I attended Luke VanderHart’s (@levanderhart) ReactJS landscape talk.

Video

Reactjs

  • your code renders virtual DOM
  • react DOM diffing (reconcilation) commits it to the real DOM efficiently
  • the real DOM generates events that are received by your code, etc.

Virtual DOM

  • React element - element node in the Virtual DOM
  • React component - custom elements

Components

  • you write a component specification
  • instances are react elements
  • give us encapsulation and control
  • have properties (set at construction time) that specify look and behaviour
  • have state (updated by the component itself)
  • has a render method and is responsbile for rendering it’s own children
  • has a shouldComponentUpdate method that looks at properties and state and calculates whether the changes need to do anything
  • has lifecycle hooks

ReactComponent.render() vs React.render(element,container)
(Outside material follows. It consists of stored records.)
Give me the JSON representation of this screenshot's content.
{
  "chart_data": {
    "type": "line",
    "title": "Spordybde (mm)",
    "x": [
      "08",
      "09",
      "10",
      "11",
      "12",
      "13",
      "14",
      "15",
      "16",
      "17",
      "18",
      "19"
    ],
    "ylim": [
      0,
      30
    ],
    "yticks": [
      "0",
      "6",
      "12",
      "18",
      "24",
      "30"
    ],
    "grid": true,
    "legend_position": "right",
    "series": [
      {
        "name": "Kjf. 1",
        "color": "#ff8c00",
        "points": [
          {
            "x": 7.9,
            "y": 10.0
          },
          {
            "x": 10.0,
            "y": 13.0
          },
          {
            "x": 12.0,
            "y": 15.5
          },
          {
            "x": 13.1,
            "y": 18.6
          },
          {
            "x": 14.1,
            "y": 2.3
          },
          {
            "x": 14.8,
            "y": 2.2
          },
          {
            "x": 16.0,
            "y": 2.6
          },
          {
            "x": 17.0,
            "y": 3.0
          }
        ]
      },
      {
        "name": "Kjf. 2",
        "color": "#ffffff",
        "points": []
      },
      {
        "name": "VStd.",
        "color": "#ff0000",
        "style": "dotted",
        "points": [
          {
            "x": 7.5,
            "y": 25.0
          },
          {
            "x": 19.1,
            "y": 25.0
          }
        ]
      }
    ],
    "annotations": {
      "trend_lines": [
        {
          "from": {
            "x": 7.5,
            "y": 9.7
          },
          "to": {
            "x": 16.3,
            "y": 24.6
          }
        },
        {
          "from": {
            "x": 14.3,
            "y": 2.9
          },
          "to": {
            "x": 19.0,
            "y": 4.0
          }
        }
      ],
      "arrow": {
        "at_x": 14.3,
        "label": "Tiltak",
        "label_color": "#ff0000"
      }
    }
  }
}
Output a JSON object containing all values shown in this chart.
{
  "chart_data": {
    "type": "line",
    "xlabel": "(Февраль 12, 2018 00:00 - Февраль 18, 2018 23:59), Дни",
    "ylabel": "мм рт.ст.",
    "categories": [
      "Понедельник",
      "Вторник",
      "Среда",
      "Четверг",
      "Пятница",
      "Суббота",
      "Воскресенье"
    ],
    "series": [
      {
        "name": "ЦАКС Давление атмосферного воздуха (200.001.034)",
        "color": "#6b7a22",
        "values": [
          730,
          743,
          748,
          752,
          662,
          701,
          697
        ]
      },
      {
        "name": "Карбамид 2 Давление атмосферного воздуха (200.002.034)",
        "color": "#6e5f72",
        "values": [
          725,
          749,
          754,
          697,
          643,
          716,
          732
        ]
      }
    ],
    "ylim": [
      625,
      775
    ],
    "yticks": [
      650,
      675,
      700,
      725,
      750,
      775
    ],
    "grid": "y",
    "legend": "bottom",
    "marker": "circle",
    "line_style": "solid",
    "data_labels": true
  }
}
ReactComponent.render() - renders the virtual DOM React.render(element,container) - apply the virtual DOM to the real DOM

ClojureScipt + React

  • can be much more performant because equality checks on immutable objects are fast in ClojureScript
  • f(data) -> view - React lets you think about the world this way

Om vs Reagent vs Quiescent

See Quantum Tic Tac Toe reference implementations.

Om

  • you want to stay clore to React’s component model
  • you want the full power of React
  • you want immutable data
  • you want the good parts of OO
    • encapsulation
    • modulatiry
    • reuse

Cursors

  • how Om manages it’s underlying state (via an atom)
  • used to update the application state
  • local access to application state (for encapsulation)
  • behave as values in render context

Application State vs Component State

  • you have both
  • application state is global to your application
  • component state directly maps to React’s concept of component local state (for local transient things)
  • all updates to application state are via a cursor. E.g. (om/transact! my-cursor the-new-value) - similar to swap.

Cautions

  • use it only for front-end rendering (don’t write controllers and models as Om components)
  • keep components simple (don’t use lifecycle methods or object local state unless you really have to)

Reagent

  • you want things to be clean and easy (in a good way)
  • you still want the hard things to possible (but within a simpler paradigm)

Reactive atoms

  • defines it’s own atom
  • they track dereferences
  • the act of dereferences establishes a reactive link
  • you can have as many atoms as you want (atoms can be shared across components or not)

Cautions

  • don’t use too many atoms - i.e. don’t use lots of top level global atoms (this ends up as being a large collection of global variables)
  • don’t deref your atoms in every component - deref in a component and pass the values to the child component (otherwise you’ll end up rerendering all components)

Quiescent

  • is written by the present. Disclaimer!
  • you like functional, value-oriented programming
  • you want to do your own app state management
  • component state is bad
  • all rendering is top-down

Cautions

  • it’s lower level
  • choose good higher-level idioms
  • you may have to abandon it at some point

Kioo

  • you can use Kioo with Om, Reagent, or Quiescent for HTML template rendering

My summary

Reagent looked the most appealing based on the material of the talk.